I have been involved with 6 productions of the Scottish Play: as an
actor performing Macduff (twice), the mighty Angus, Malcolm, as
director, and as spectator.

Each production had something weird happen.

My first Macduff: armed to the teeth with target, battle-ax,
hand-and-a-half sword slung over my back, and outsize dirk at my belt
(the conceit was that we were all really, really bloodthirsty, even the
women-folk were armed - even though no one would ever go into battle
with all that stuff).  The S.K. and I went at it: my battle-ax snapped
along the handle, I cast it away; the target split in two under the
S.K.'s answering stroke, I cast it away; my hastily-drawn
hand-and-a-half sword snapped at the hilt at the first stroke, I cast it
away; I drew the dirk as the S.K. looked at me nervously, and the dirk
flew from my hand and into the theatre (no one was hurt).
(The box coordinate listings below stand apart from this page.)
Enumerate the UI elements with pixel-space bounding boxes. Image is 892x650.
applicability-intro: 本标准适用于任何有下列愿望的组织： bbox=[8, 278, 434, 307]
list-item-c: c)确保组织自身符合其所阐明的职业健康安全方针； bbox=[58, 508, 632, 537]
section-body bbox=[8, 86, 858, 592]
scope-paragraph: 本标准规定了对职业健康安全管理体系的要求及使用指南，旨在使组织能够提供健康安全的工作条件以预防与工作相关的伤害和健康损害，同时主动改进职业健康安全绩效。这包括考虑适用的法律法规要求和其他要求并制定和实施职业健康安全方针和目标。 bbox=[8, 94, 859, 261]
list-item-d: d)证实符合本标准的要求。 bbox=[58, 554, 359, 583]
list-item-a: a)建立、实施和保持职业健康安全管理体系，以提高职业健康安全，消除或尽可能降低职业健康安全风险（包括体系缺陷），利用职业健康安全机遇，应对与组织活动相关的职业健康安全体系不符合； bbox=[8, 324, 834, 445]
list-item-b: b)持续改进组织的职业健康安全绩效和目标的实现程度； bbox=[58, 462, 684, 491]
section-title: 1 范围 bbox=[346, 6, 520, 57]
With an
inarticulate roar I hurled myself at the S.K. and the stage manager
called a black-out. When I returned with the bleeding head of the S.K.,
someone in the audience called out very loudly, "What did yer do - bite
his ******* head off?"

Macduff Two: the famous TV actor playing Macduff lost his voice after
the first performance, the understudy was drunk and did not know the
part anyway, and I volunteered, going on with my lines carried in a
hastily-contrived "prayer-book," (I remembered most of them from years
before) and I faked my way through the sword-fight. I played the part
for nine performances until the summer festival went belly-up and we
were paid with quarters and dollars from the concession stand.